For this reason, there is one good deed that you should not consider if you have type 2 diabetes or high blood pressure.

Medical specialists at a recent kidney conference in San Diego, California advised people with high blood pressure and type 2 diabetes to refrain from donating their kidneys to those in need. This followed a study by Dr. Hassan Ibrahim, one of the conference participants, on the health outcomes of those who have already donated.

According to his still unpublished study, people who have diabetes or high blood pressure are two to four times as likely as their peers to develop reduced kidney function. If this reduced kidney function develops into kidney failure or end-stage renal disease, they will then need new kidneys themselves.

This study is important, not only to save people from generous acts that may hurt them, but for two other reasons, too.

First, as an increasingly large number of people develop high blood pressure or diabetes, the number of people who can donate kidneys is dropping.

Second, as seen from the other direction, since diabetes and high blood pressure can cause kidney failure, the large number of people with these conditions has led to an increase in the numbers of people who need new kidneys.

In other words, the waiting list is ballooning while the donors are dwindling.

There is already a gap between the number of people who need kidneys and the number of people who donate them. For example, according to the US Renal Data System, 111,000 patients went on to dialysis and end-stage renal disease treatment in 2007, while only 17,513 kidney transplants were performed.

Luckily the gap between those who ideally need transplants and those who receive them is not that large every year, but the number of people with kidney failure and dialysis treatment is becoming a huge worldwide health problem.
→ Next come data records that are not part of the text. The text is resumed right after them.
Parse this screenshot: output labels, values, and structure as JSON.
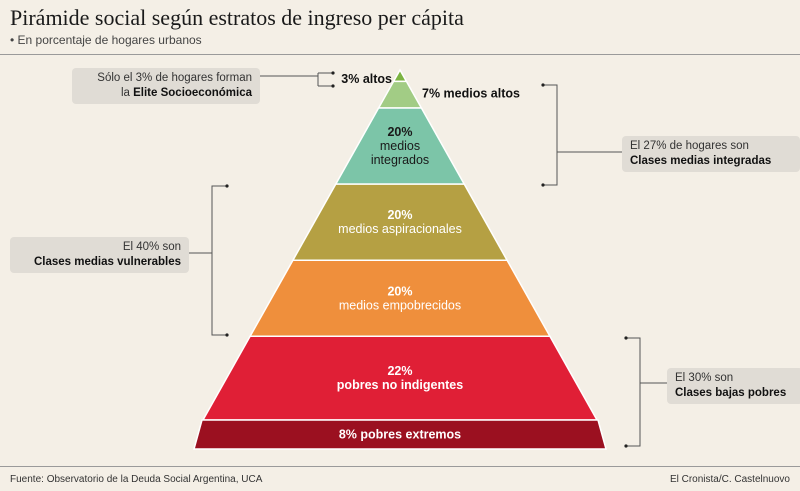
{
  "title": "Pirámide social según estratos de ingreso per cápita",
  "subtitle": "• En porcentaje de hogares urbanos",
  "source": "Fuente: Observatorio de la Deuda Social Argentina, UCA",
  "credit": "El Cronista/C. Castelnuovo",
  "callouts": {
    "elite": {
      "line1": "Sólo el 3% de hogares forman",
      "line2_prefix": "la ",
      "line2_bold": "Elite Socioeconómica"
    },
    "medias_integradas": {
      "line1": "El 27% de hogares son",
      "line2_bold": "Clases medias integradas"
    },
    "vulnerables": {
      "line1": "El 40% son",
      "line2_bold": "Clases medias vulnerables"
    },
    "bajas_pobres": {
      "line1": "El 30% son",
      "line2_bold": "Clases bajas pobres"
    }
  },
  "chart_data": {
    "type": "pyramid",
    "unit": "%",
    "tiers": [
      {
        "label": "altos",
        "value": 3,
        "pct_label": "3%",
        "lines": [
          "3% altos"
        ],
        "color": "#7cb342"
      },
      {
        "label": "medios altos",
        "value": 7,
        "pct_label": "7%",
        "lines": [
          "7% medios altos"
        ],
        "color": "#a2cc85"
      },
      {
        "label": "medios integrados",
        "value": 20,
        "pct_label": "20%",
        "lines": [
          "20%",
          "medios",
          "integrados"
        ],
        "color": "#7cc5a8"
      },
      {
        "label": "medios aspiracionales",
        "value": 20,
        "pct_label": "20%",
        "lines": [
          "20%",
          "medios aspiracionales"
        ],
        "color": "#b5a043"
      },
      {
        "label": "medios empobrecidos",
        "value": 20,
        "pct_label": "20%",
        "lines": [
          "20%",
          "medios empobrecidos"
        ],
        "color": "#ef8f3c"
      },
      {
        "label": "pobres no indigentes",
        "value": 22,
        "pct_label": "22%",
        "lines": [
          "22%",
          "pobres no indigentes"
        ],
        "color": "#e01f36"
      },
      {
        "label": "pobres extremos",
        "value": 8,
        "pct_label": "8%",
        "lines": [
          "8% pobres extremos"
        ],
        "color": "#9b1020"
      }
    ]
  }
}
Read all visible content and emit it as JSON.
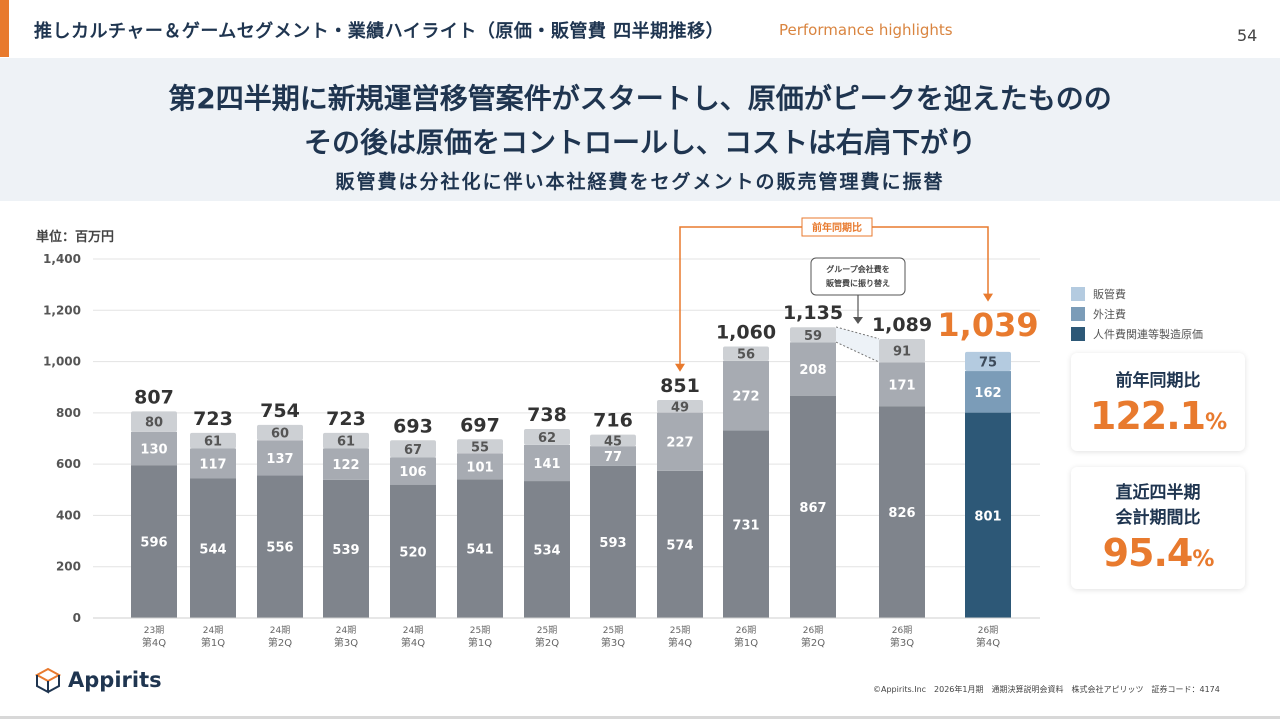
{
  "header": {
    "title": "推しカルチャー＆ゲームセグメント・業績ハイライト（原価・販管費 四半期推移）",
    "subtitle": "Performance highlights",
    "page_number": "54"
  },
  "banner": {
    "line1": "第2四半期に新規運営移管案件がスタートし、原価がピークを迎えたものの",
    "line2": "その後は原価をコントロールし、コストは右肩下がり",
    "line3": "販管費は分社化に伴い本社経費をセグメントの販売管理費に振替"
  },
  "unit_label": "単位：百万円",
  "annotations": {
    "yoy_bracket_label": "前年同期比",
    "transfer_note_line1": "グループ会社費を",
    "transfer_note_line2": "販管費に振り替え"
  },
  "cards": [
    {
      "label_lines": [
        "前年同期比"
      ],
      "value": "122.1",
      "unit": "%"
    },
    {
      "label_lines": [
        "直近四半期",
        "会計期間比"
      ],
      "value": "95.4",
      "unit": "%"
    }
  ],
  "colors": {
    "accent": "#e87a2e",
    "navy": "#1f3550",
    "past_cost": "#7f848c",
    "past_outsourcing": "#a7abb2",
    "past_sga": "#cdd0d4",
    "current_cost": "#2d5877",
    "current_outsourcing": "#7b9cb8",
    "current_sga": "#b4cbe0"
  },
  "chart_data": {
    "type": "bar",
    "stacked": true,
    "title": "",
    "xlabel": "",
    "ylabel": "単位：百万円",
    "ylim": [
      0,
      1400
    ],
    "yticks": [
      0,
      200,
      400,
      600,
      800,
      1000,
      1200,
      1400
    ],
    "ytick_labels": [
      "0",
      "200",
      "400",
      "600",
      "800",
      "1,000",
      "1,200",
      "1,400"
    ],
    "grid": true,
    "legend_position": "right",
    "categories": [
      [
        "23期",
        "第4Q"
      ],
      [
        "24期",
        "第1Q"
      ],
      [
        "24期",
        "第2Q"
      ],
      [
        "24期",
        "第3Q"
      ],
      [
        "24期",
        "第4Q"
      ],
      [
        "25期",
        "第1Q"
      ],
      [
        "25期",
        "第2Q"
      ],
      [
        "25期",
        "第3Q"
      ],
      [
        "25期",
        "第4Q"
      ],
      [
        "26期",
        "第1Q"
      ],
      [
        "26期",
        "第2Q"
      ],
      [
        "26期",
        "第3Q"
      ],
      [
        "26期",
        "第4Q"
      ]
    ],
    "series": [
      {
        "name": "人件費関連等製造原価",
        "values": [
          596,
          544,
          556,
          539,
          520,
          541,
          534,
          593,
          574,
          731,
          867,
          826,
          801
        ]
      },
      {
        "name": "外注費",
        "values": [
          130,
          117,
          137,
          122,
          106,
          101,
          141,
          77,
          227,
          272,
          208,
          171,
          162
        ]
      },
      {
        "name": "販管費",
        "values": [
          80,
          61,
          60,
          61,
          67,
          55,
          62,
          45,
          49,
          56,
          59,
          91,
          75
        ]
      }
    ],
    "totals": [
      807,
      723,
      754,
      723,
      693,
      697,
      738,
      716,
      851,
      1060,
      1135,
      1089,
      1039
    ],
    "total_labels": [
      "807",
      "723",
      "754",
      "723",
      "693",
      "697",
      "738",
      "716",
      "851",
      "1,060",
      "1,135",
      "1,089",
      "1,039"
    ],
    "legend": [
      "販管費",
      "外注費",
      "人件費関連等製造原価"
    ],
    "highlight_index": 12
  },
  "footer": {
    "logo_text": "Appirits",
    "text": "©Appirits.Inc　2026年1月期　通期決算説明会資料　株式会社アピリッツ　証券コード：4174"
  }
}
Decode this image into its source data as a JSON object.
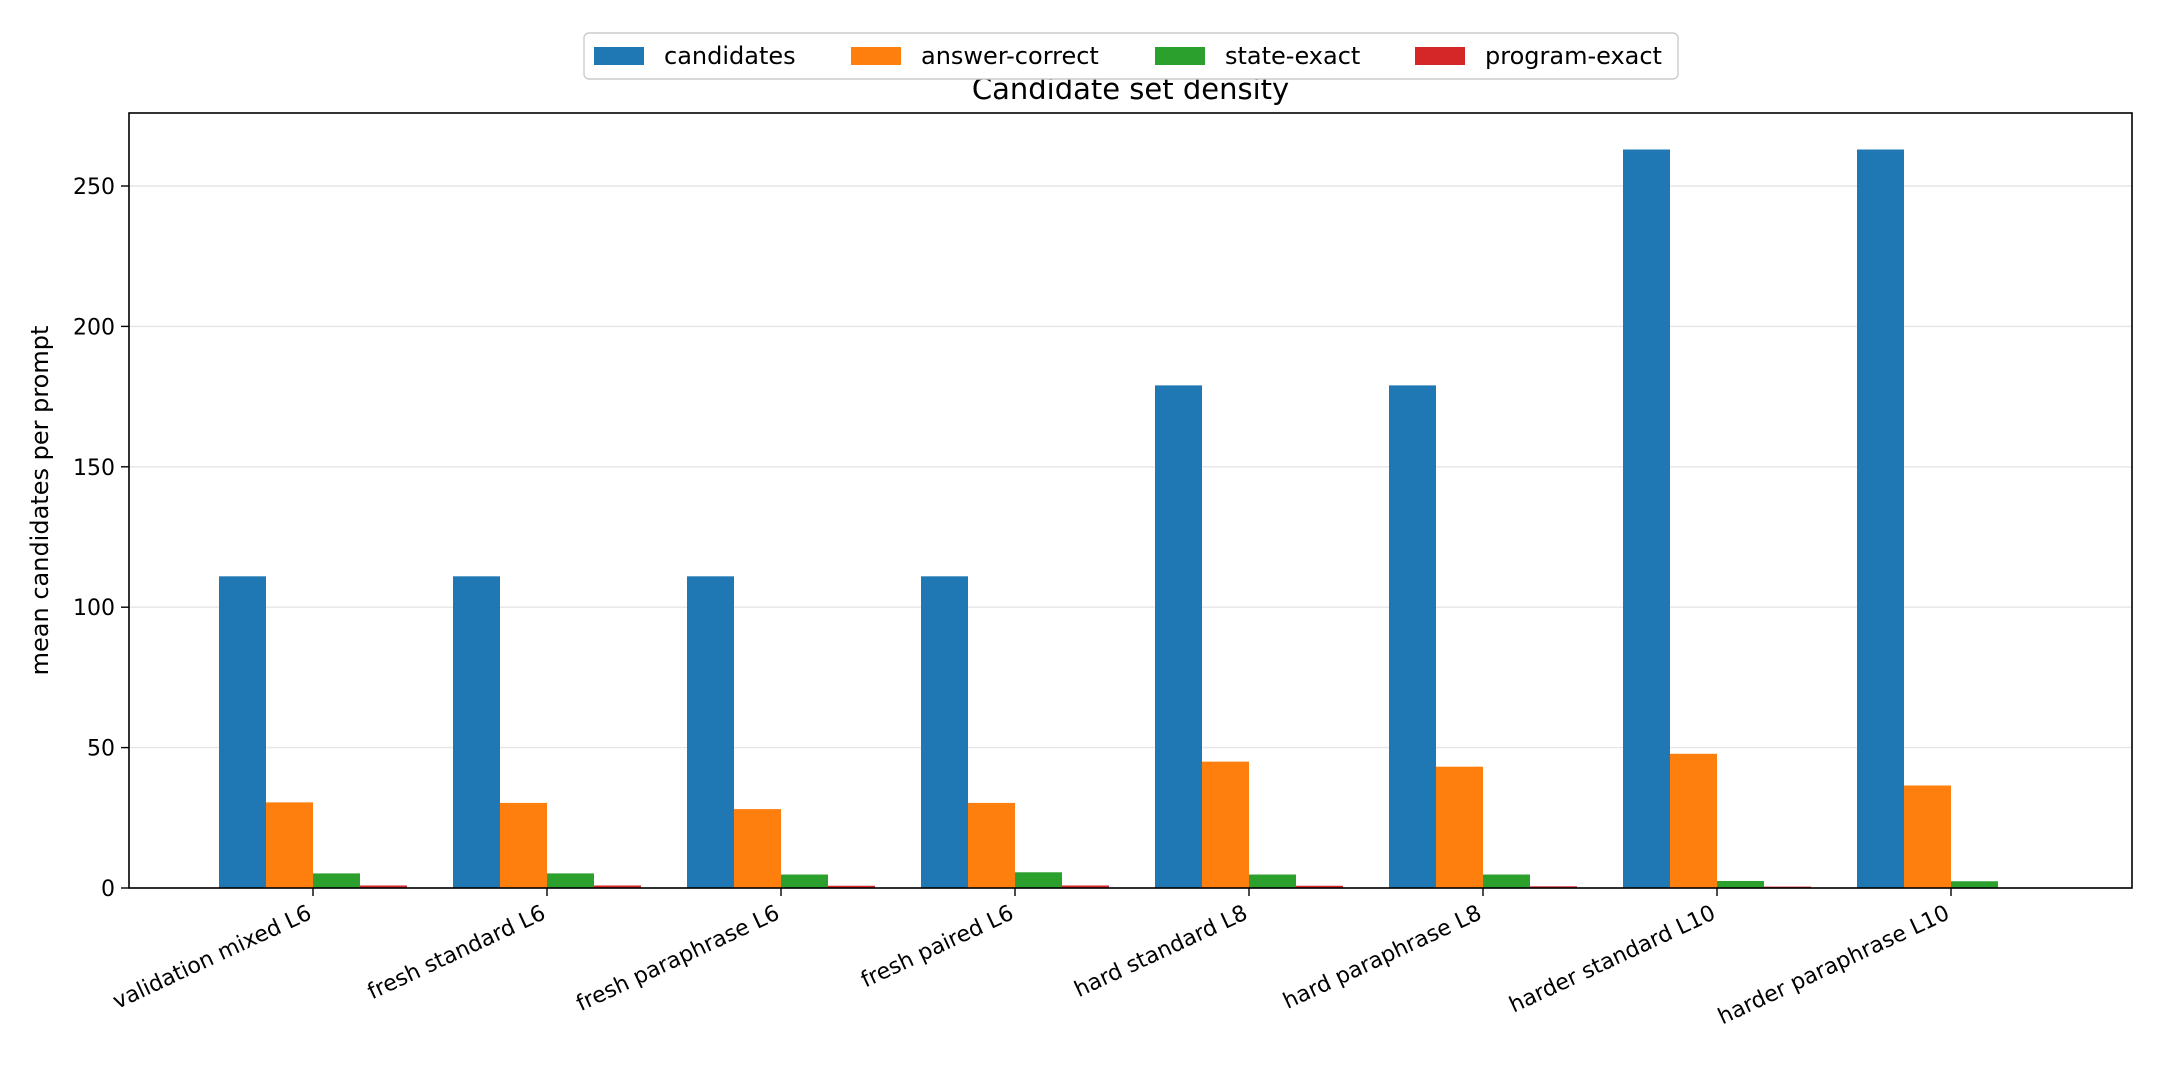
{
  "chart_data": {
    "type": "bar",
    "title": "Candidate set density",
    "xlabel": "",
    "ylabel": "mean candidates per prompt",
    "ylim": [
      0,
      276
    ],
    "yticks": [
      0,
      50,
      100,
      150,
      200,
      250
    ],
    "grid": "horizontal",
    "legend_position": "top-center",
    "categories": [
      "validation mixed L6",
      "fresh standard L6",
      "fresh paraphrase L6",
      "fresh paired L6",
      "hard standard L8",
      "hard paraphrase L8",
      "harder standard L10",
      "harder paraphrase L10"
    ],
    "series": [
      {
        "name": "candidates",
        "color": "#1f77b4",
        "values": [
          111,
          111,
          111,
          111,
          179,
          179,
          263,
          263
        ]
      },
      {
        "name": "answer-correct",
        "color": "#ff7f0e",
        "values": [
          30.5,
          30.3,
          28.1,
          30.3,
          45,
          43.2,
          47.8,
          36.5
        ]
      },
      {
        "name": "state-exact",
        "color": "#2ca02c",
        "values": [
          5.2,
          5.2,
          4.8,
          5.6,
          4.8,
          4.8,
          2.5,
          2.4
        ]
      },
      {
        "name": "program-exact",
        "color": "#d62728",
        "values": [
          0.9,
          0.9,
          0.8,
          0.9,
          0.8,
          0.6,
          0.5,
          0
        ]
      }
    ]
  }
}
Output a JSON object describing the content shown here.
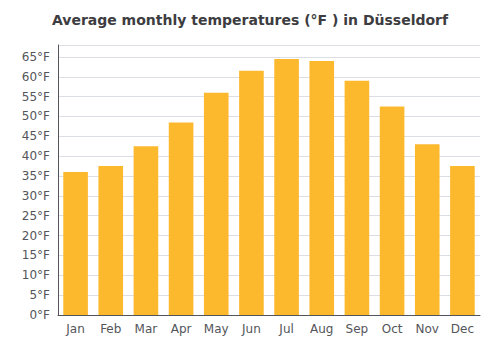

The number of Americans treated for kidney failure has increased dramatically from 209,000 in 1991 to 472,000 in 2004 to 527,283 in 2007, reflecting the increase in its contributing factors; namely, hypertension and diabetes.

The discovery that diabetes and high blood pressure cause kidney disease is not new. The US Renal Data System lists both as the two main contributing factors. The new study contributes to the debate by showing just how poor the health outcome is for people with diabetes and hypertension who do donate kidneys.

If you have hypertension or diabetes, this means that you are not able to donate a kidney to a close relative who suffers from kidney failure. In fact, many hospitals will not permit you to donate a kidney if you have one of these conditions, even if you do sign a consent form that states that you understand the risks. Your country’s medical systems simply cannot afford to have you on dialysis, too. This can leave someone you love on dialysis and in poor health for years.

Equally worrying is the day when your type 2 diabetes or high blood pressure reduces your own kidney function to the point where you need to go on dialysis and need a transplant. Then there will be little help for you as well.

This, once again, shows the importance of curing your diseases naturally.